Hiring a doula seems to be in the ’Top 5 Must Do’s’ for newly pregnant mamas! It’s not just first time mum’s looking to engage a doula for their births even experienced ‘birthers’ still want the extra support a doula offers.
Dr. John H. Kennell wrote ‘If a doula were a drug, it would be unethical not to use it.’ So what’s the deal with doulas? Why are more and more women employing private birth support during their pregnancy, birth and postpartum.
Firstly, what is a doula?
Definition of doula: a person trained to provide advice, information, emotional support, and physical comfort to a mother before, during, and just after childbirth.
Research shows that childbirth does go more smoothly with a doula: labor is 25 percent shorter, the need for epidural pain relief is 60 percent less and the Caesarean section rate is reduced by half!
Hollywood would have us believe birth is full of panic, pain, screaming and hurling abuse at our partner for ‘knocking us up’ – this is the first visual experience of birth for many young women. Fear of pain, losing control, loss of dignity and interventions (+ c-section) are the most common worries of pregnant women. In particular, the hospital birth environment often involves procedures and treatment that don’t always reflect evidence based practice. It can be challenging for families to navigate this system alone. Midwives are often busy with their own duties and have little time for personal support. A doula is dedicated solely to the family she’s working with and supporting their decisions - whatever they may be. A doula is not just for ‘natural births’ but for all families and their birth choices.

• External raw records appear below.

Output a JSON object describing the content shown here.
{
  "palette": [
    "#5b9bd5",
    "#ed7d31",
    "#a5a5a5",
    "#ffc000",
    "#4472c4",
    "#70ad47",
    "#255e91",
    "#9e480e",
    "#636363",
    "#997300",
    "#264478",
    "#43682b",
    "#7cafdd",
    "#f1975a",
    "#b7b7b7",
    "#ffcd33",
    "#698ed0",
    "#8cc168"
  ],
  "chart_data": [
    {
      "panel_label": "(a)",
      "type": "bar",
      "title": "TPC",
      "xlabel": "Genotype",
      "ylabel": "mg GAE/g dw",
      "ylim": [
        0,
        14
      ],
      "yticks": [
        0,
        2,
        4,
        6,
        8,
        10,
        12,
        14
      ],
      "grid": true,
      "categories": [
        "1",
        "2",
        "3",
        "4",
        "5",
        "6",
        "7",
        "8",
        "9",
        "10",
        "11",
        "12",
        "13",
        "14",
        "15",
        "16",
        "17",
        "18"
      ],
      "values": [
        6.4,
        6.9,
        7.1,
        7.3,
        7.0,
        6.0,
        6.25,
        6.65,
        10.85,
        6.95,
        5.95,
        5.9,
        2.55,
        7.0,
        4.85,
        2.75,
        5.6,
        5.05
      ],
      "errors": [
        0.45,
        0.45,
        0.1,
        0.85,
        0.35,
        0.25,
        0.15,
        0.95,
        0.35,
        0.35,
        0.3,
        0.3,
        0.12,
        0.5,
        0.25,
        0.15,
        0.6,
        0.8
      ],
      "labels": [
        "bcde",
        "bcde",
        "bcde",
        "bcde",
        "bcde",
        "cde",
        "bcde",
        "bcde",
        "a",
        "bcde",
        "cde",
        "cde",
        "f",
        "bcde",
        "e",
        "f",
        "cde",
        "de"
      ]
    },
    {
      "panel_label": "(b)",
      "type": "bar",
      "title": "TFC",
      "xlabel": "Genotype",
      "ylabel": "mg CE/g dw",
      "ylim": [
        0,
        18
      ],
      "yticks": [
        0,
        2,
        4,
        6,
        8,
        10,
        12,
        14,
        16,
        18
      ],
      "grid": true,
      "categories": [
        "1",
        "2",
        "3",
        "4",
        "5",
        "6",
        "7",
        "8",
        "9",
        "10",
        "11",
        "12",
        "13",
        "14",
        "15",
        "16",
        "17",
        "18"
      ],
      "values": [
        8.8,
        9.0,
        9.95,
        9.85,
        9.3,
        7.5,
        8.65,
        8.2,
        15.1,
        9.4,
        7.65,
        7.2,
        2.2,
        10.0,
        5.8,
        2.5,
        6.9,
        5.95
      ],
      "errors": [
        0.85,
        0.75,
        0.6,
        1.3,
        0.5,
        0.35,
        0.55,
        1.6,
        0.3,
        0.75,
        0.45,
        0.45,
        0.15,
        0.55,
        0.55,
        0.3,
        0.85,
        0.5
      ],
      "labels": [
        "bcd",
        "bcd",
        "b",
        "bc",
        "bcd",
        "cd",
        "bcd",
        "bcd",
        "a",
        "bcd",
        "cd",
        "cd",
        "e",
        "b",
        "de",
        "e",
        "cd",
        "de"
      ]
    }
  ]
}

In our current culture many new mothers haven’t had much experience with a newborn, often the first baby they hold is their own. With the loss of the ‘village’ society, wisdom isn’t being passed down through sharing stories, sharing newborn care or having elders to carry a woman through this rite of passage.
Doulas can support families in a range of locations, home, hospital and birth centres and often join the family early in labour and then remain with them throughout their labour and birth and then into their postpartum transition. Because doula support is not medical, they provide physical comfort, emotional support and help communicate with health providers. Doulas don’t just support the birthing woman, they offer a great deal of comfort and support to the partner.
Birth is such a powerful transition, it’s not just the birth of a baby, it’s also the birth of the mother. Doulas help women during this space of transition – not necessarily to guide them, but rather to hold a safe space around them so they can find their own way, and develop trust in their intuition.
Helping women to come into their power as they enter this new life phase helps them to be confident in their new role as mother – strong, confident mothers.